Fine-grained dataflow computing creates circumstances that technologies, particularly hardware technologies, have difficulty handling. However, techniques like coarsening computational grain and substituting software for hardware, as described in this paper, can help realize the promises of dataflow computing. The reported results show that these techniques deliver respectable and responsive performance with effective and efficient utilization.
Data-driven multithreading models coarse-grained computations. Schedulers and a distributed shared memory (DSM) model over multinode, multicore high-performance computing (HPC) systems model dataflow architectures. Programs are explicit thread sets with specialized thread types supporting distributed recursive computations. The thread-core mapping is static, and threads are scheduled dynamically when other threads have computed all required input. The DSM abstraction provides inter-thread communication, along with message passing for selected special cases and lower level matters.
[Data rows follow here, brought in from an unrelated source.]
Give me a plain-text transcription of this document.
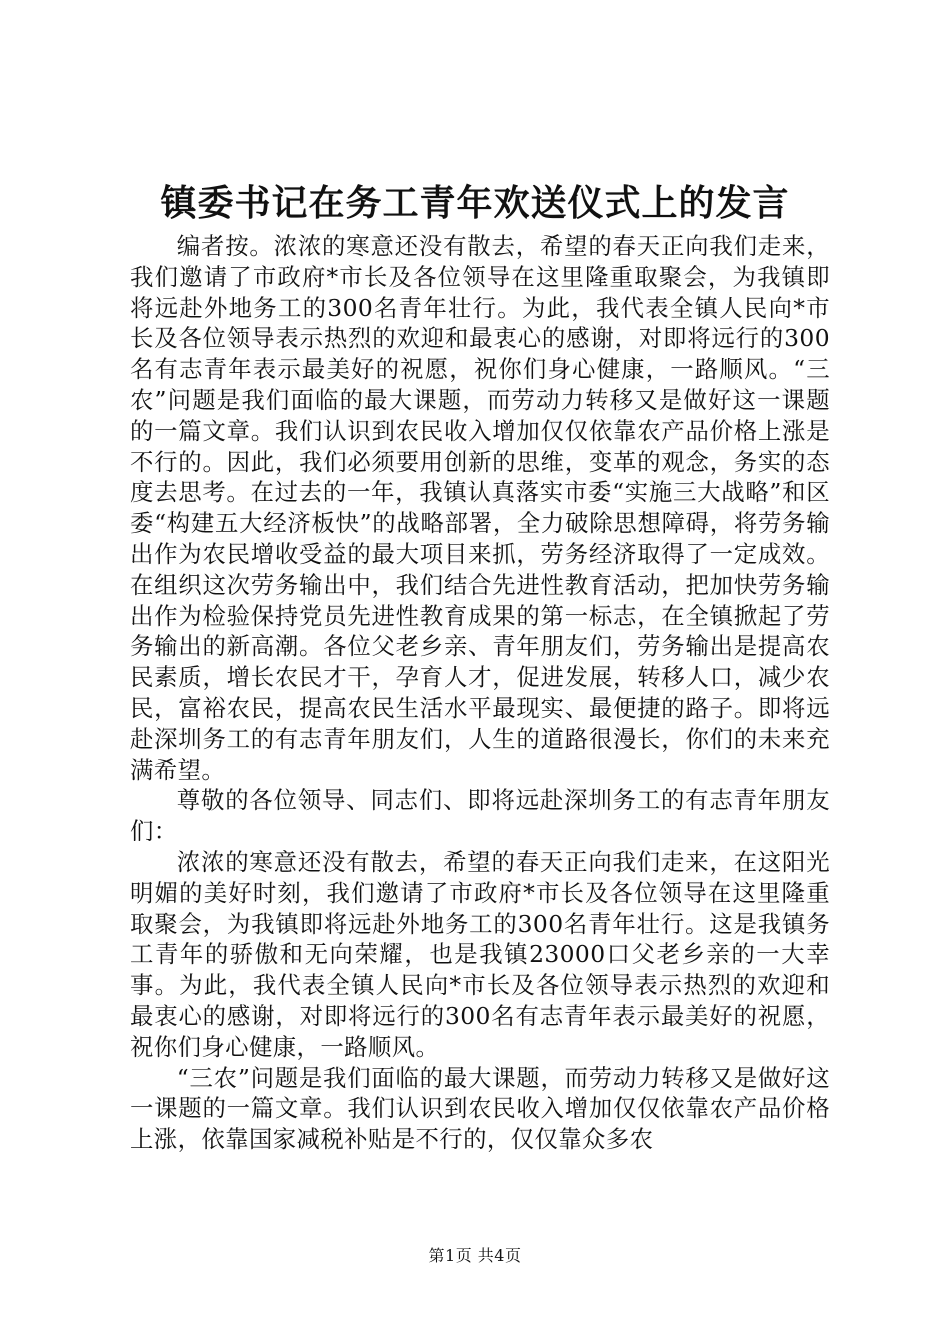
镇委书记在务工青年欢送仪式上的发言

编者按。浓浓的寒意还没有散去，希望的春天正向我们走来，我们邀请了市政府*市长及各位领导在这里隆重取聚会，为我镇即将远赴外地务工的300名青年壮行。为此，我代表全镇人民向*市长及各位领导表示热烈的欢迎和最衷心的感谢，对即将远行的300名有志青年表示最美好的祝愿，祝你们身心健康，一路顺风。“三农”问题是我们面临的最大课题，而劳动力转移又是做好这一课题的一篇文章。我们认识到农民收入增加仅仅依靠农产品价格上涨是不行的。因此，我们必须要用创新的思维，变革的观念，务实的态度去思考。在过去的一年，我镇认真落实市委“实施三大战略”和区委“构建五大经济板快”的战略部署，全力破除思想障碍，将劳务输出作为农民增收受益的最大项目来抓，劳务经济取得了一定成效。在组织这次劳务输出中，我们结合先进性教育活动，把加快劳务输出作为检验保持党员先进性教育成果的第一标志，在全镇掀起了劳务输出的新高潮。各位父老乡亲、青年朋友们，劳务输出是提高农民素质，增长农民才干，孕育人才，促进发展，转移人口，减少农民，富裕农民，提高农民生活水平最现实、最便捷的路子。即将远赴深圳务工的有志青年朋友们，人生的道路很漫长，你们的未来充满希望。

尊敬的各位领导、同志们、即将远赴深圳务工的有志青年朋友们：

浓浓的寒意还没有散去，希望的春天正向我们走来，在这阳光明媚的美好时刻，我们邀请了市政府*市长及各位领导在这里隆重取聚会，为我镇即将远赴外地务工的300名青年壮行。这是我镇务工青年的骄傲和无向荣耀，也是我镇23000口父老乡亲的一大幸事。为此，我代表全镇人民向*市长及各位领导表示热烈的欢迎和最衷心的感谢，对即将远行的300名有志青年表示最美好的祝愿，祝你们身心健康，一路顺风。

“三农”问题是我们面临的最大课题，而劳动力转移又是做好这一课题的一篇文章。我们认识到农民收入增加仅仅依靠农产品价格上涨，依靠国家减税补贴是不行的，仅仅靠众多农

第1页 共4页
Evaluation was comprehensive across HPC architectures, system capabilities (a custom network interface versus the message passing interface), algorithms, and competing HPC systems. The results of most combinations are respectable to impressive, showing good scalability over small problem sizes and high core counts. Extracting program parallelism is more explicit than it is in hardware-supported dataflow computing, but is consonant with other thread-based HPC computing paradigms.
The system described is a continuation of prior work. For most people, reading this paper will be like joining an ongoing conversation. Prior knowledge of distributed and high-performance computing is necessary and somewhat helpful, but mapping the myriad details presented into general-level knowledge requires ample and judicious assumptions, which slows down reading. The writing is solid, and the bibliography is fulsome but selective.